Sunday, 30 June 2019



Man has interfered into wildlife so intensely that the very existence of it has come under threat. Many species of wildlife are becoming endangered and extinct with each passing day, and this does not bode well for the future of the environment, earth and man. In such a situation, wildlife conservation has become a need of the hour.

Most of the endangered and wildlife species are considered to be priceless, therefore laws have been enacted to prohibit any commercial use of these species. The point to ponder us whether it is helping the number of such endangered species decrease from their present strength, or is it leading to the process of including more endangered species in the list of endangered species in the world in general and in India in particular. The government is of the view that commercial use of these species would put many species to extinction. But such thinkers in the government are not ready to think that commercialization, in contrast, may help in their conservation.

Just imagine how many millions of cattle, sheep, and other farm animals are slaughtered every year, yet their number has continued to soar. It is because if selling flesh and limbs of animals begets profit, the persons indulging in its commercial use also know that if they are to remain in the trade, they, in fact, need to preserve them too. So they put their wholehearted effort to preserve such animals.
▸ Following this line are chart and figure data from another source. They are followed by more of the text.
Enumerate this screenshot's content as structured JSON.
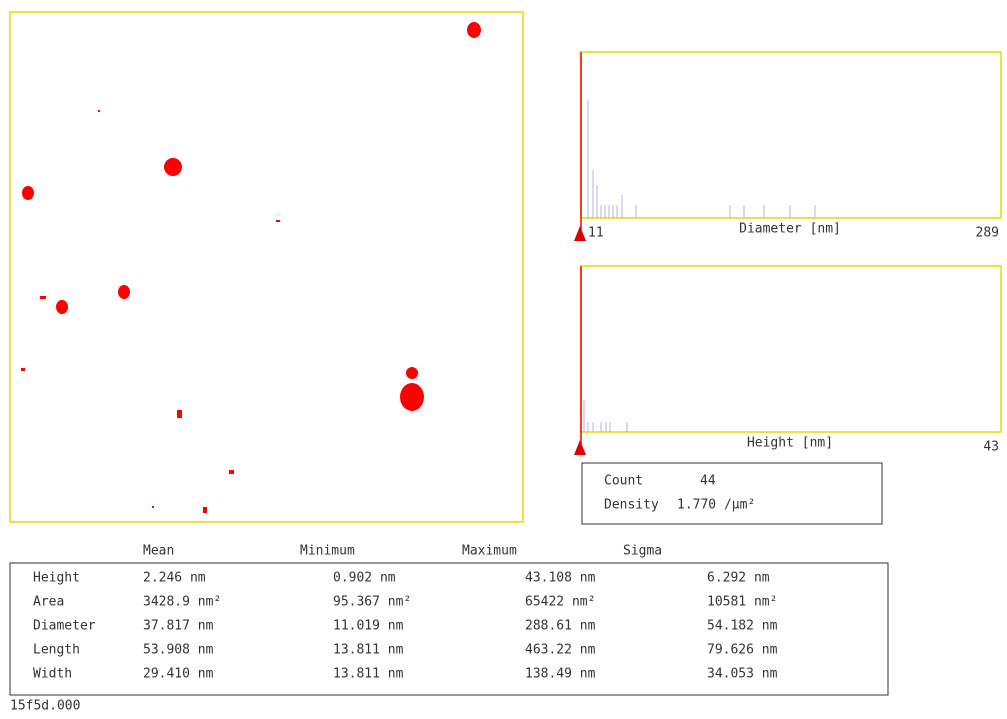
{
  "histograms": [
    {
      "axis_label": "Diameter [nm]",
      "min_label": "11",
      "max_label": "289"
    },
    {
      "axis_label": "Height [nm]",
      "max_label": "43"
    }
  ],
  "summary": {
    "count_label": "Count",
    "count": 44,
    "density_label": "Density",
    "density": "1.770 /µm²"
  },
  "table": {
    "columns": [
      "Mean",
      "Minimum",
      "Maximum",
      "Sigma"
    ],
    "rows": [
      [
        "Height",
        "2.246 nm",
        "0.902 nm",
        "43.108 nm",
        "6.292 nm"
      ],
      [
        "Area",
        "3428.9 nm²",
        "95.367 nm²",
        "65422 nm²",
        "10581 nm²"
      ],
      [
        "Diameter",
        "37.817 nm",
        "11.019 nm",
        "288.61 nm",
        "54.182 nm"
      ],
      [
        "Length",
        "53.908 nm",
        "13.811 nm",
        "463.22 nm",
        "79.626 nm"
      ],
      [
        "Width",
        "29.410 nm",
        "13.811 nm",
        "138.49 nm",
        "34.053 nm"
      ]
    ]
  },
  "footer": "15f5d.000"
}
Just converse is the case with wildlife. It has great economic potential but there are strict laws as regards its handling. The government just would not allow wildlife and endangered species to be used for commercial purposes which could contribute economically. Law-breakers are always there. There are people who would hunt and poach wildlife for personal excitement and commercial purpose stealthily. Now, if the prohibiting law was not there, the same man would have endeavoured to preserve it too because it would have been in his own economic use. A lesson can be drawn from the countries like the United States, South Africa and Australia where crocodile farming for commercial pruposes has benefitted the crocodiles. There crocodiles are in larger number because their exotic flesh begets the hoteliers exorbitant prices.
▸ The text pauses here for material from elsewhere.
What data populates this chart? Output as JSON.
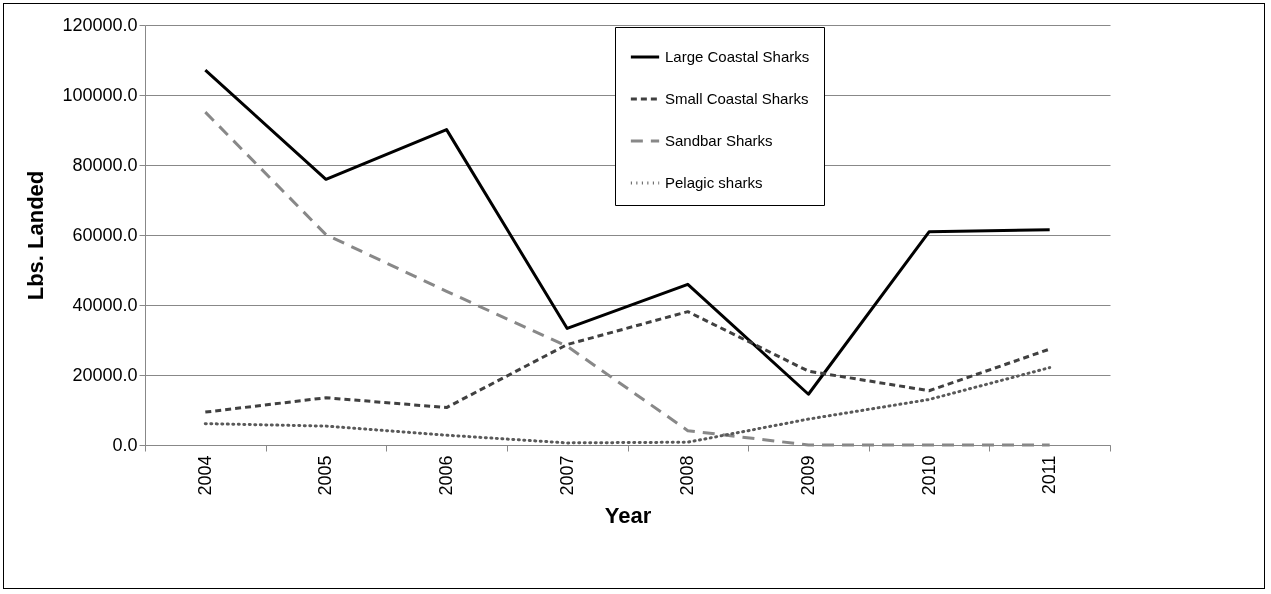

Zoos have always played a role in wildlife conservation, but they are more of a tourist spot than any scientific activity. They should take upon themselves the duty of evolving scientific research which would in effect benefit wildlife and endangered species. This will help most of the zoos becoming economically independent and viable, and they would be able to act in a commercial way.

Of late, tourist traffic has moved towards visiting wildlife sanctuaries. It is but natural that a tiger or deer in a forest is grander than it is in a zoo. The tourists are ready to pay more to see wildlife in its natural surroundings, and to pay still more for hunting. Thus they help to boost the local economy. The villagers living in the areas of sanctuaries can be allowed to breed wildlife animals and they can share in the revenue that the tourists pay. These villagers will be more alert than the government machinery because their economic interests would be at stake, in turn, they would help wildlife, After all, nobody like to kill the only goose that lays golden eggs.

Unless wildlife conservation is mooted on commercial lines with economic interest in view, it cannot help to increase the number of animals. If its commercial use is not allowed, vested interest in continuing the crisis would become active and the greatest loser would be none else but wildlife and endangered species for whose safety various laws exist, mostly in futility. We have tried other means of prohibiting commercial use, now is the time to make commercial use. Of course, suitable restrictions can always be placed.